Наконец, событие 10-го августа (когда парижская чернь захватила силой Тюльери и заставила Законодательное Собрание провозгласить низложение Людовика XVI. — Прим. переводчика) 1792 года прогремело по всей Франции. Слишком известный Шалье (Шалье был яростным якобинцем в Лионе. Он был одним из виновников несчастий этого города. — Прим. автора), возвращаясь в Лион из Парижа, воспользовался своим быстрым проездом в Роан для проповедования в нем нового учения; с высоты империала дилижанса он громко разглагольствовал и жестикулировал, призывая народ к познанию благодеяний 10-го августа. Уста его извергали проклятия и богохульства; словно кровавая лава лилась с его нечестивых уст и сообщала его пыл волнующейся кругом толпе. Как теперь слышу еще страшные слова, которыми заканчивалась речь этого бесноватого: "Братья и друзья! Вы уничтожили позорную Бастилию, но вы разорили только одни стены; вас ожидает работа прекраснее первой. Снимайте головы, и вы будете свободны. Долой королей, смерть тирану! Да здравствует народ! да здравствует свобода!" Дилижанс уже двинулся, а он все еще кричал: "Смерть тирану!" Подобная сцена заставила моего отца понять опасность долгого пребывания в такой близости от Мулена в маленьком городке, где мы были слишком на виду. Лучше было искать спасения в толпе, чтобы потеряться в ней. Множество семейств, покинувших свой кров, искали убежища в Лионе; отец мой также предпочел отправиться туда. Мы встречали по дороге много родных, знакомых, которые бежали от преследований, угрожавших им дома. Г-жа де-ля-Рошфуко была в этом числе; путешествуя под именем кормилицы своих детей, она держала перед собой на подушке двух девочек-близнецов, которых сама кормила, —трогательное зрелище, вызывавшее участие и служившее защитой для матери и детей.

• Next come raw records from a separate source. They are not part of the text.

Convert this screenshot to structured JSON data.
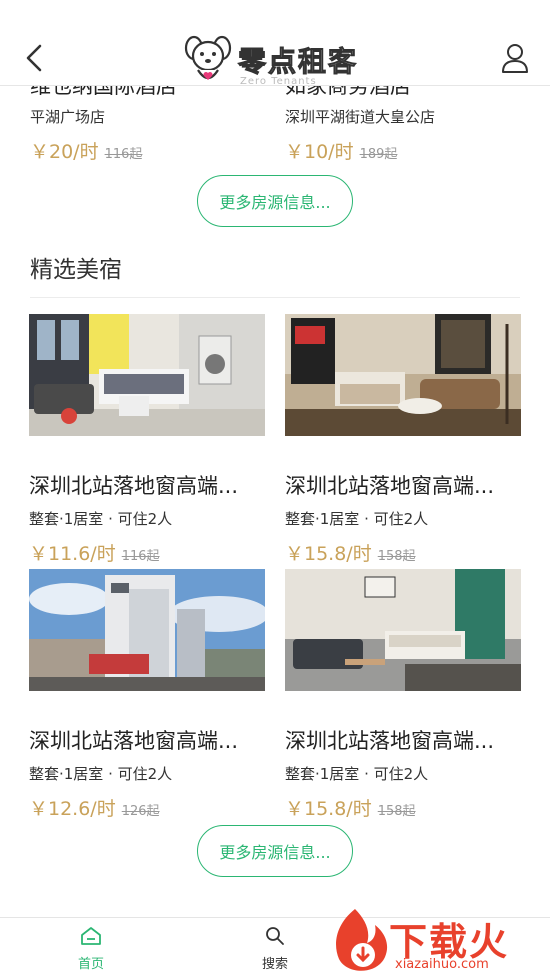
{
  "header": {
    "logo_text": "零点租客",
    "logo_sub": "Zero Tenants"
  },
  "top_listings": [
    {
      "name": "维也纳国际酒店",
      "location": "平湖广场店",
      "price": "￥20/时",
      "original": "116起"
    },
    {
      "name": "如家商务酒店",
      "location": "深圳平湖街道大皇公店",
      "price": "￥10/时",
      "original": "189起"
    }
  ],
  "more_button_label": "更多房源信息...",
  "section": {
    "title": "精选美宿",
    "listings": [
      {
        "name": "深圳北站落地窗高端...",
        "details": "整套·1居室 · 可住2人",
        "price": "￥11.6/时",
        "original": "116起"
      },
      {
        "name": "深圳北站落地窗高端...",
        "details": "整套·1居室 · 可住2人",
        "price": "￥15.8/时",
        "original": "158起"
      },
      {
        "name": "深圳北站落地窗高端...",
        "details": "整套·1居室 · 可住2人",
        "price": "￥12.6/时",
        "original": "126起"
      },
      {
        "name": "深圳北站落地窗高端...",
        "details": "整套·1居室 · 可住2人",
        "price": "￥15.8/时",
        "original": "158起"
      }
    ]
  },
  "bottom_nav": {
    "home_label": "首页",
    "search_label": "搜索"
  },
  "watermark": {
    "title": "下载火",
    "url": "xiazaihuo.com"
  },
  "colors": {
    "accent_green": "#2bb673",
    "price_gold": "#c9a25a",
    "watermark_red": "#e8412c"
  }
}
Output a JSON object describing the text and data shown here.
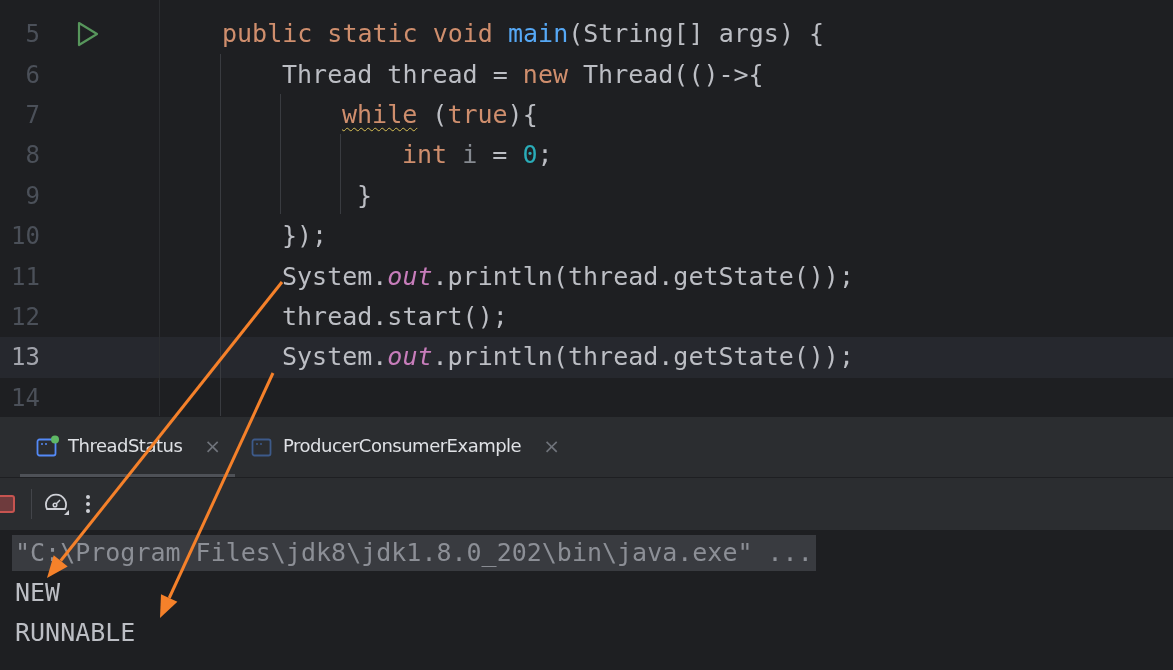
{
  "editor": {
    "lines": [
      {
        "number": "5",
        "run_marker": true,
        "current": false,
        "tokens": [
          {
            "kind": "keyword",
            "text": "public static void "
          },
          {
            "kind": "method",
            "text": "main"
          },
          {
            "kind": "plain",
            "text": "(String[] args) {"
          }
        ],
        "children": [
          {
            "number": "6",
            "run_marker": false,
            "current": false,
            "tokens": [
              {
                "kind": "plain",
                "text": "Thread thread = "
              },
              {
                "kind": "keyword",
                "text": "new "
              },
              {
                "kind": "plain",
                "text": "Thread(()->{"
              }
            ],
            "children": [
              {
                "number": "7",
                "run_marker": false,
                "current": false,
                "tokens": [
                  {
                    "kind": "keyword",
                    "text": "while",
                    "warning": true
                  },
                  {
                    "kind": "plain",
                    "text": " ("
                  },
                  {
                    "kind": "keyword",
                    "text": "true"
                  },
                  {
                    "kind": "plain",
                    "text": "){"
                  }
                ],
                "children": [
                  {
                    "number": "8",
                    "run_marker": false,
                    "current": false,
                    "tokens": [
                      {
                        "kind": "keyword",
                        "text": "int "
                      },
                      {
                        "kind": "unused",
                        "text": "i"
                      },
                      {
                        "kind": "plain",
                        "text": " = "
                      },
                      {
                        "kind": "number",
                        "text": "0"
                      },
                      {
                        "kind": "plain",
                        "text": ";"
                      }
                    ]
                  }
                ]
              },
              {
                "number": "9",
                "run_marker": false,
                "current": false,
                "tokens": [
                  {
                    "kind": "plain",
                    "text": " }"
                  }
                ]
              }
            ]
          },
          {
            "number": "10",
            "run_marker": false,
            "current": false,
            "tokens": [
              {
                "kind": "plain",
                "text": "});"
              }
            ]
          },
          {
            "number": "11",
            "run_marker": false,
            "current": false,
            "tokens": [
              {
                "kind": "plain",
                "text": "System."
              },
              {
                "kind": "field",
                "text": "out"
              },
              {
                "kind": "plain",
                "text": ".println(thread.getState());"
              }
            ]
          },
          {
            "number": "12",
            "run_marker": false,
            "current": false,
            "tokens": [
              {
                "kind": "plain",
                "text": "thread.start();"
              }
            ]
          },
          {
            "number": "13",
            "run_marker": false,
            "current": true,
            "tokens": [
              {
                "kind": "plain",
                "text": "System."
              },
              {
                "kind": "field",
                "text": "out"
              },
              {
                "kind": "plain",
                "text": ".println(thread.getState());"
              }
            ]
          }
        ]
      },
      {
        "number": "14",
        "run_marker": false,
        "current": false
      }
    ]
  },
  "run_tabs": [
    {
      "label": "ThreadStatus",
      "close": "×",
      "selected": true,
      "running": true
    },
    {
      "label": "ProducerConsumerExample",
      "close": "×",
      "selected": false,
      "running": false
    }
  ],
  "console": {
    "lines": [
      {
        "kind": "command",
        "text": "\"C:\\Program Files\\jdk8\\jdk1.8.0_202\\bin\\java.exe\" ..."
      },
      {
        "kind": "output",
        "text": "NEW"
      },
      {
        "kind": "output",
        "text": "RUNNABLE"
      }
    ]
  }
}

В Лионе мы остановились в гостинице "Милане", на площади Терро, и на другой день отец мой отправился в ратушу, чтобы представить наши паспорта и просить разрешения поселиться в Лионе. "Для чего вы сюда приехали?" спросили его. — Для того, чтобы обратиться за советом к здешним искусным медикам. "Что ж! Вы можете завтра просить совета, а после завтра ухать". Было бы гораздо лучше, может быть, если бы мы исполнили это приказание. Отец мой вышел, ничего не сказавши в ответ и спрашивая себя: "Что делать? Куда направиться?" Весь день прошел в этой неизвестности; вечером, желая показать мне до отъезда залу театра, которая славилась своей архитектурой, отец взял меня с собой на представление. Давали "Павла и Виргинию". Г-жа Шевалье, которая впоследствии составила себе имя в России, исполняла рель Виргинии с талантом и грацией. Я никогда не видела такого чудесного представления и до того любовалась нм, что забила про все остальное, как вдруг зала была потрясена громовыми звуками "Марсельезы". Весь партер был наполнен пресловутыми марсельцами. Прибыв в Лион накануне, они отправились в Париж, сами не зная, может быть, какому кровавому делу они предназначены были содействовать. Кому неизвестен этот чудный марсельский гимн, его мужественная сила, его могущество вселять в сердца отвагу. Мы вернулись домой объятые трепетом.
На другой день после этой сцене мы увидели возле ратуши столпившуюся массу народа, а вскоре мимо наших окон провели офицеров Польского королевского полка, арестованных их собственными солдатами, к которым присоединились солдаты Вексинского полка, уже известные своими буйствами. Их вели в замок Пьер-Сиз, государственную тюрьму. Бесчисленная толпа, в одно и то же время радостная и жестокая, сопровождала несчастных. Этот бешеный поток уже пронесся мимо, а мы все еще стояли безмолвно, оцепенев от ужаса. Каждый день, каждое мгновение вскрывало новую опасность; становилось как-то жутко жить. Ни одной минуты нельзя было иметь уверенности, что доживешь до следующей.
Двое из офицеров, посетивших нас в Роане, Нетанкур и де-Боск, находились у моего отца в ту минуту, когда их несчастные товарищи проходили мимо, сопровождаемые разъяренной солдатчиной; они были встревожены участью своих друзей между офицерами Польского королевского полка. Задумавшись над собственным положением, они предвидели, что их постигнет такая же участь, и решились, не ожидая ее, эмигрировать.